Remember the time Godhra burned,
and all you did was just flip through the
newspaper pages like Krishen's disgruntled
figures in 'News of Gandhiji's Death'?*
I too sit quietly, sipping coffee, in my
furnished bourgeoisie flat watching the
state run a bulldozer over its citizens'
tongues in the evening prime-time news.
That time I fell in love
with that stringy-bearded boy,
I wanted to regurgitate ...
Can love ever make you feel
nauseous, baba?
I had immediately
rushed to the red light area,
making out with the cheapest
woman under the yellow street
lamp, making sure I wasn't
turning into the abominable half-man,
half-woman, you abhor, Baba? A hijra!
You always referred to auteur
Rituparno Ghosh, using that slur,
remember Baba?
I have never watched a film Ghosh made.
Are you happy now, Baba?
I am afraid I am becoming like you Baba.
My girlfriend often complains
– I hate that dead, disinterested colour in your eyes – running her fingers through my dishevelled hair. How do I tell her, I inherited it from you Baba? That you would always look at Maa like that when at times she would mix sugar into your tea instead of the saccharine tablets. Your dark brown eyes pouring over her all your saved frustration accumulated over the years, holding her accountable for all her sins, all your failures.

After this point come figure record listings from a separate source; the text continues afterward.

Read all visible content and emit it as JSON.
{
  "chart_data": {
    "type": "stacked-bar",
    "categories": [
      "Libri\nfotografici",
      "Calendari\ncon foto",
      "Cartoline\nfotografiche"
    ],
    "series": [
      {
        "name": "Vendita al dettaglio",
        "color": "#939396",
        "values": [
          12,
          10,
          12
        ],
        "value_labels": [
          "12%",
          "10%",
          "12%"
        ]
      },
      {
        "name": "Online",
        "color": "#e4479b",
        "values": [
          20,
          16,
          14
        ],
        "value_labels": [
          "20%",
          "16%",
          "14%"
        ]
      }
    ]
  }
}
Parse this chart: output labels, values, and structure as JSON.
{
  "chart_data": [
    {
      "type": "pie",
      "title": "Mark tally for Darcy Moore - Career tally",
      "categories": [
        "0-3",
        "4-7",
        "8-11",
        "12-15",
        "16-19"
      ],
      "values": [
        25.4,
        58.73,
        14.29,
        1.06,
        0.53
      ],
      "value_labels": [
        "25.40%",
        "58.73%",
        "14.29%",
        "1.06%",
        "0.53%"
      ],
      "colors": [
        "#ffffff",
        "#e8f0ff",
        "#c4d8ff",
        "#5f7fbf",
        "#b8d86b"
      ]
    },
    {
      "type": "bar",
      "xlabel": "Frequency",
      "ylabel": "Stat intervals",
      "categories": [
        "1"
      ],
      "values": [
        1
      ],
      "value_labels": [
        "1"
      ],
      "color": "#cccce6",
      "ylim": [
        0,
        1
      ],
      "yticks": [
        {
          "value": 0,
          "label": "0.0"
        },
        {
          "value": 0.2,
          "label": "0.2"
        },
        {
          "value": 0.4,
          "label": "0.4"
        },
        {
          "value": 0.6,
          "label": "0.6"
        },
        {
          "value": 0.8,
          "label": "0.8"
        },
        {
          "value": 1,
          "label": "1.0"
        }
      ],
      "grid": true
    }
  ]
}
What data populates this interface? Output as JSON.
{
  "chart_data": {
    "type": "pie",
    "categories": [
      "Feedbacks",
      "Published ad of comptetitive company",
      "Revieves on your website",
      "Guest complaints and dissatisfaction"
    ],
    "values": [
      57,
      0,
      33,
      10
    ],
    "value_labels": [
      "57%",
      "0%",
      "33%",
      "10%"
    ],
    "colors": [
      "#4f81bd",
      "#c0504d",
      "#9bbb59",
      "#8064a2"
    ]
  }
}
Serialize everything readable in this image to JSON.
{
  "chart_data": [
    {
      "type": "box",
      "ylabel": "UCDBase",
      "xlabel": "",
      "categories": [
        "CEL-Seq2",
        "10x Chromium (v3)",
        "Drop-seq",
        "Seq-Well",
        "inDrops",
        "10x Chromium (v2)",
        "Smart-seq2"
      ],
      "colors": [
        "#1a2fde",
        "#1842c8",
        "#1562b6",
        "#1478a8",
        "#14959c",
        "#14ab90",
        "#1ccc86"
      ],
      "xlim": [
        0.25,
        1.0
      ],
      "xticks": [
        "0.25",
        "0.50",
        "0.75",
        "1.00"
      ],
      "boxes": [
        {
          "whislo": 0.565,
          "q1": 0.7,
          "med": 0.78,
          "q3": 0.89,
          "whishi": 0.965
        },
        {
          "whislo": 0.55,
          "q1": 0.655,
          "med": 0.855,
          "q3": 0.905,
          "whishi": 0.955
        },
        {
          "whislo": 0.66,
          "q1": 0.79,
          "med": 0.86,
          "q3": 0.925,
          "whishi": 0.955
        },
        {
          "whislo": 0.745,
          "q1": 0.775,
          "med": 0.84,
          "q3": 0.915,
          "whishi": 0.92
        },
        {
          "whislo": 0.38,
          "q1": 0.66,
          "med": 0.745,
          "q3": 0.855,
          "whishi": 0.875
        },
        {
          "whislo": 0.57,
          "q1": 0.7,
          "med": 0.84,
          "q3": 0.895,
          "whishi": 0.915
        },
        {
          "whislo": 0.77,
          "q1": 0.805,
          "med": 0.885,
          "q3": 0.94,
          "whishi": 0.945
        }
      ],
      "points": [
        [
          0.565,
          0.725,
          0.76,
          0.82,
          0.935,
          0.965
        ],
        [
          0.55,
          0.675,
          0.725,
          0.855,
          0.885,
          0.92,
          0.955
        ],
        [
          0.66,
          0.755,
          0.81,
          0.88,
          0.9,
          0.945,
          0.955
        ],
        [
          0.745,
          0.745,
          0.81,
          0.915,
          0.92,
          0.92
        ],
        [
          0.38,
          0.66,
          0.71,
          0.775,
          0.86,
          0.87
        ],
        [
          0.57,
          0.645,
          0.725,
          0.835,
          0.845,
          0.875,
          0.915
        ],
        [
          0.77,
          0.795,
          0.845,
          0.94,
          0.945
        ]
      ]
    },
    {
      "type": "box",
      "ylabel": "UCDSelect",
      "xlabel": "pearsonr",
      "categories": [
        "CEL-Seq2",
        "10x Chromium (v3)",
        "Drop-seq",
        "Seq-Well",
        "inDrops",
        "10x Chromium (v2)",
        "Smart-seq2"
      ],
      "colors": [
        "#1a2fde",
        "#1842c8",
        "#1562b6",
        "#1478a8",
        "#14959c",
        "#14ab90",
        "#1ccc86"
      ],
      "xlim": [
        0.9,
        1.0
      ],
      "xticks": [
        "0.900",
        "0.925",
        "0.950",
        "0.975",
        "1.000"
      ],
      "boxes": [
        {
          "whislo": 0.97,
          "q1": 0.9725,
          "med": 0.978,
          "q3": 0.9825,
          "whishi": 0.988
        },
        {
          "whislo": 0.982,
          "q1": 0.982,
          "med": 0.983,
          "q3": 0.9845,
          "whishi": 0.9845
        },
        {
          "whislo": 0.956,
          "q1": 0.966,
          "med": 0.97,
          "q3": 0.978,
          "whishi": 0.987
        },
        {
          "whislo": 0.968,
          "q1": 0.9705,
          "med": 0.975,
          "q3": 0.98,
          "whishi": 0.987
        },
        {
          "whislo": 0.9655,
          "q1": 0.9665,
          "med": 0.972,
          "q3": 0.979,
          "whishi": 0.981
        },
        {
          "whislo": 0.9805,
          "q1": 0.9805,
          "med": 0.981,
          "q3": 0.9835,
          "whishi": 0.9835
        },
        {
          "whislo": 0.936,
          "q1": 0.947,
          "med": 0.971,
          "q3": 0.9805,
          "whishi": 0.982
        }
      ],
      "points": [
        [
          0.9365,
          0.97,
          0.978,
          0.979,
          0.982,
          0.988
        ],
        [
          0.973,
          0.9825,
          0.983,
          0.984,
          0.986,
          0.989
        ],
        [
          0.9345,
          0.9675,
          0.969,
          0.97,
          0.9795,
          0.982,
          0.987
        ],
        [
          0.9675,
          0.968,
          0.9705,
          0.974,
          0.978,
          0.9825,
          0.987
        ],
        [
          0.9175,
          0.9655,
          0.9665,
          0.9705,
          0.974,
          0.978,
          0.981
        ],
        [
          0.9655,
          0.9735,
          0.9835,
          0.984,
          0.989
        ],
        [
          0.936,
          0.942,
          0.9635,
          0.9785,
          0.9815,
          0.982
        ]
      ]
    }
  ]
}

Sometimes, I stare at my girlfriend like that Baba, sitting at the kitchen table, my black irises watching her intently, only trying to find in the reflection of her eyes whether my gaze resembles yours. What? – she asks me nervously. Nothing I reply piercing my fork forcefully into the meat. I am afraid I am becoming like you Baba.
I am afraid I am becoming like you Baba. Silent. Weak. So terribly weak. I stand in front of the large mirror in the bedroom. I cannot recognise myself. Who's that creature staring back? Is it you Baba? Your ghost? Or is it me, baba?
You have bequeathed to me, a
paralysed nation, a lost love —
a deficient vocabulary
and a body that is not mine.
Beneath my apartment, the procession
passes by of dead, soulless bodies
walking, walking, singing,
singing Faiz
— bol ye thoḌā vaqt bahut hai
jism o zabāñ kī maut se pahle
bol ki sach zinda hai ab tak
— sing of freedom, till there's time
till before death haunts your body and mind
say, truth is alive, say.
I think I will join them father.
I will leave your side and walk away,
falter, and bruise my knees.
*"News of Gandhiji's Death", is a 1948, painting by Krishen Khanna.